After having my daughter, it was easy for me to look at pictures of myself before and think, “Damn, who’s that girl. She Fine”. I found it easy to get consumed by the dislike of my body that I couldn’t bring myself to look in the mirror. I didn’t identify with the person I was looking at. I was stuck on thinking about what my body used to look like and the reality of how noticeably larger, loose and downright puffy it was now.
I know It isn’t easy, and it isn’t just a switch that can be turned on! You cant just hate your body one day and love it the next. I still have moments where I struggle with my body and wish and want things to be smaller, tighter, or less squishy! I still have moments where I look at myself and I’m not happy with what I see. I stop and am reminding myself:
My shape doesn't equal my worth.
This one is such a trap that women today fall into. So much insecurity and self-loathing and silent hate against the way they look, all because of the way their body is shaped, or how it’s changed, or how it’s simply not perfect anymore.
Pause for a moment and ask ourselves why does body image cloud our minds so much, when becoming a mom has filled our hearts so much? Lets take 2019 to follow our heart. The rest will fall in place
Strive for Progress. Not Perfection.
It took 9 months to get the body you have now. Cut yourself and your body some slack.
Many of us strive for the perfect mom bod, perfect body. Lets start with getting rid of the word “perfect”. So many of us spin the hamster wheel, striving to achieve the perfect body overnight. Lets set goals and strive for progress in in the new year instead.

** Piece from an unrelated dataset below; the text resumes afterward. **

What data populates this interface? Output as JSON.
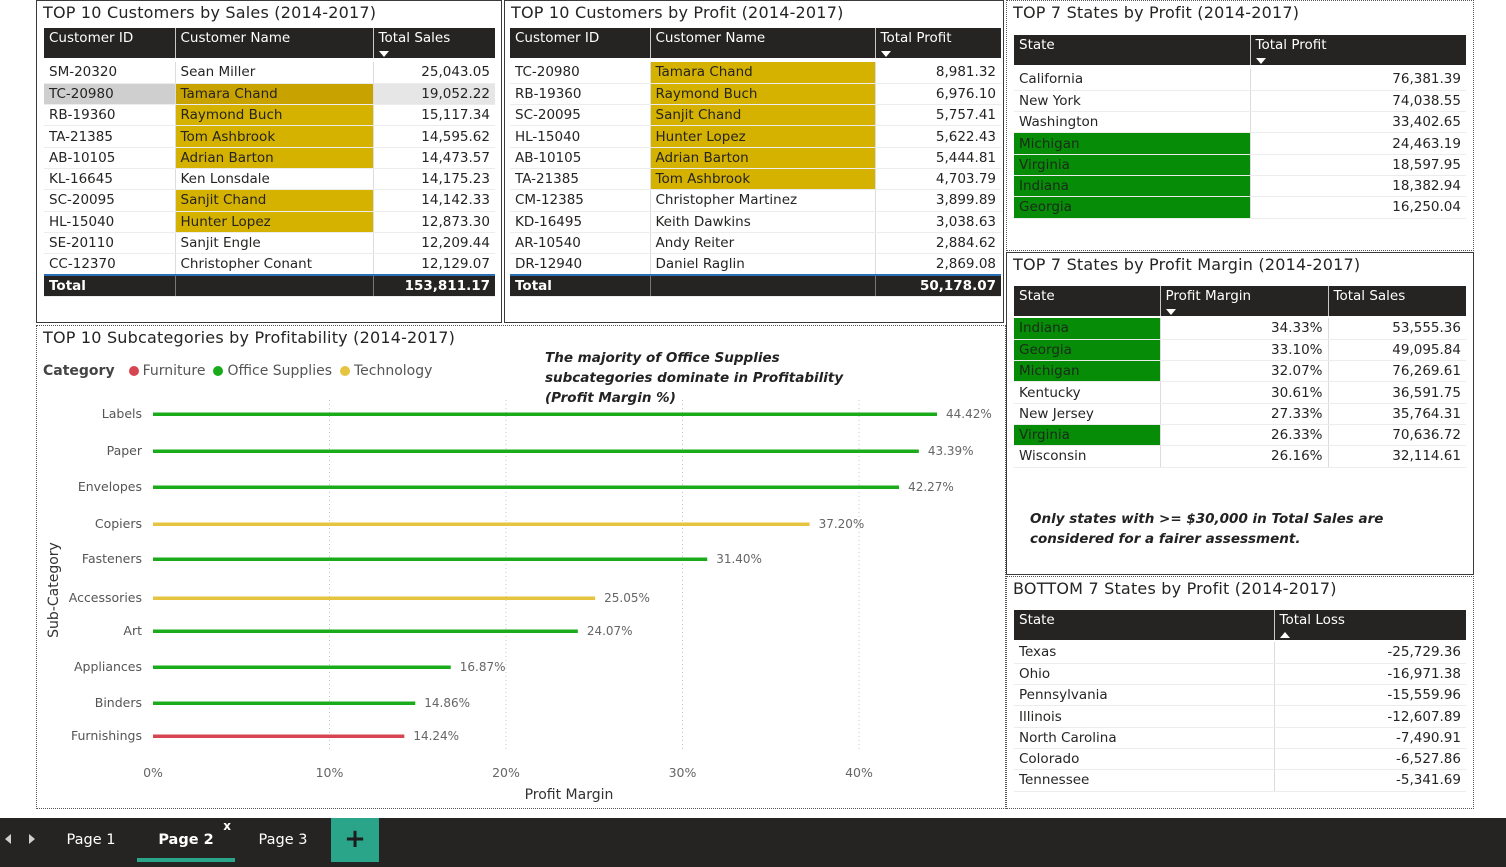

Celebrate your imperfections - They tell a Beautiful Story
My body is full of stretch and curves I never had before. It is Full of love and yet full of self doubt.
Sure I have stretch marks and extra skin to show this experience. I also have fat. The fat preeclampsia piled on & never went away. I realize every body is different. Special. Powerful & with its own story to tell. They tell our unique story of becoming a mother.